8.  Calling the Parser

      The following Scheme primitives are used by event procedures for requests, macros, and escape characters to parse their arguments or to parse lines of text that have been read from an input source. Each of the primitives can be invoked with zero or more arguments of type string, symbol, or character. The arguments are concatenated to form a Scheme string which is then passed to the parser, and the result is returned as a new string.

(parse . args)

      This primitive feeds its arguments to the ``escape parsing'' pass as described in the previous section. It scans its arguments for special characters and escape sequences and replaces them by the corresponding event values (or results), and it executes character translations.

(translate . args)

      Like parse above, except that only output character translations (defined by calls to defchar) are executed.

(parse-expand . args)

      This primitive applies the ``expansion parsing'' phase (as described in the previous section) to its arguments. Compared to parse, parse-expand is only used rarely, as input lines read in the normal way are scanned for string and number register references anyway. The sample implementation supplied by unroff for the requests ``.ds'', ``.as'', and '\*' makes use of this primitive to rescan the contents of user-defined strings upon interpolation.

(parse-line . args)

      This primitive parses an entire input line, which may contain a call to a request or macro, as described in the previous section. The line made up by the primitive's arguments is treated exactly as it if were read from an input file, although it need not have a terminating newline. Two places where this primitive is required are the handler for the request ``.so'' and the code that expands user-defined macros.

(parse-copy-mode . args)

      The primitive parse-copy-mode parses its arguments in a manner similar to troff ``copy mode''. In this mode, escape sequences beginning with '\$' are dealt with (by calling their event procedures), the sequence `\\' is replaced by a single `\', and each occurrence of `\.' is replaced by a period. Macro bodies are parsed in copy mode during macro definition and again when the macros are expanded.

      The sample implementation of user-defined macros supplied by unroff defines suitable event handlers for the usual

\$1  \$2 ...
escape sequences (there is no limit to the number of arguments, and the groff long name convention may be used to denote an argument number), and in addition for the groff extensions
\$0   \$*   \$@
as explained in the manual page unroff(1).

(parse-expression expr fail scale)
(parse-expression-rest expr fail scale)

      These primitives evaluate the numeric expression specified by the string argument expr and return the result as an exact number. The usual troff expression syntax, operators, and scale indicators are supported. If an error occurs during evaluation (for instance, if expr is not a syntactically valid expression), a warning message is displayed and fail (which may be an arbitrary Scheme object) is returned. The character argument scale is the default scale indicator, for example `#\m', or `#\u' for basic units.
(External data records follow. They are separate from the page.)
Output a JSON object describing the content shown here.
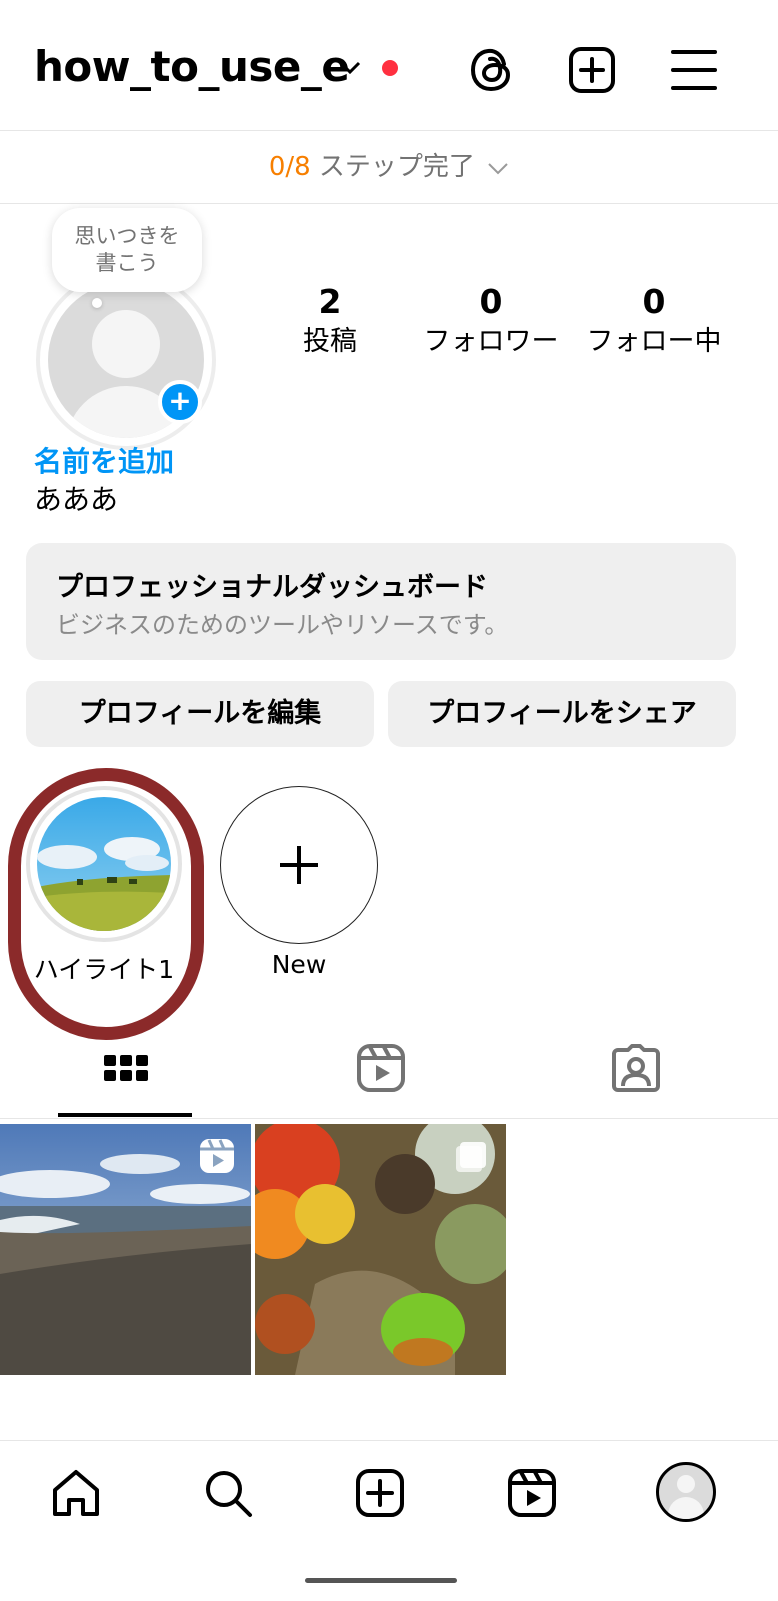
{
  "header": {
    "username": "how_to_use_e",
    "icons": [
      "chevron-down-icon",
      "notification-dot",
      "threads-icon",
      "create-icon",
      "menu-icon"
    ]
  },
  "steps": {
    "count": "0/8",
    "label": " ステップ完了"
  },
  "profile": {
    "note_bubble": "思いつきを\n書こう",
    "stats": [
      {
        "num": "2",
        "label": "投稿"
      },
      {
        "num": "0",
        "label": "フォロワー"
      },
      {
        "num": "0",
        "label": "フォロー中"
      }
    ],
    "add_name": "名前を追加",
    "bio": "あああ"
  },
  "dashboard": {
    "title": "プロフェッショナルダッシュボード",
    "subtitle": "ビジネスのためのツールやリソースです。"
  },
  "buttons": {
    "edit": "プロフィールを編集",
    "share": "プロフィールをシェア"
  },
  "highlights": [
    {
      "label": "ハイライト1"
    },
    {
      "label": "New"
    }
  ],
  "tabs": [
    "grid-icon",
    "reels-icon",
    "tagged-icon"
  ],
  "posts": [
    {
      "type": "reel",
      "subject": "beach"
    },
    {
      "type": "multi",
      "subject": "autumn-leaves"
    }
  ],
  "colors": {
    "accent": "#0095f6",
    "step_count": "#f77f00",
    "dot": "#ff3040",
    "annotation": "#8b2a2a"
  }
}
      The primitive parse-expression-rest is identical to parse-expression, except that its return value is a cons cell whose car consists of the result of the evaluation and whose cdr is the rest of expr starting at the character position where parsing of the expression stopped. In other words, the primitive evaluates the portion of expr that constitutes a valid expression, and it returns the result and whatever is left over. Warning messages are also suppressed, except if an overflow occurs during evaluation. parse-expression-rest is useful for tasks like parsing the argument of the escape sequences `\l' and `\L' where an expression is immediately followed by another character. Examples:

(parse-expression "(2+8)/5" 0 #\u)     =>  2
(parse-expression "foo" #f #\u)        =>  #f; prints warning

(parse-expression-rest "1+1" #f #\u)         =>  (2 . "")
(parse-expression-rest "(2+8)/5foo" 0 #\u)   =>  (2 . "foo")
(parse-expression-rest "15\&-" 0 #\u)        =>  (15 . "\&-")

(char-expression-delimiter? char)

      Returns #t if the character argument char is valid as the first character of a numeric expression (e.g. a digit), otherwise #f.

(set-scaling! scale factor divisor)
(get-scaling scale)

      These primitives set and read the scale factor and divisor for the specified scale indicator. scale is the scale indicator (a character); factor and divisor are integers. get-scaling returns the scaling for the specified scale indicator as a pair of integers. The factors and divisors are initially set to 1 for all scale indicators; they must be assigned useful values by each back-end.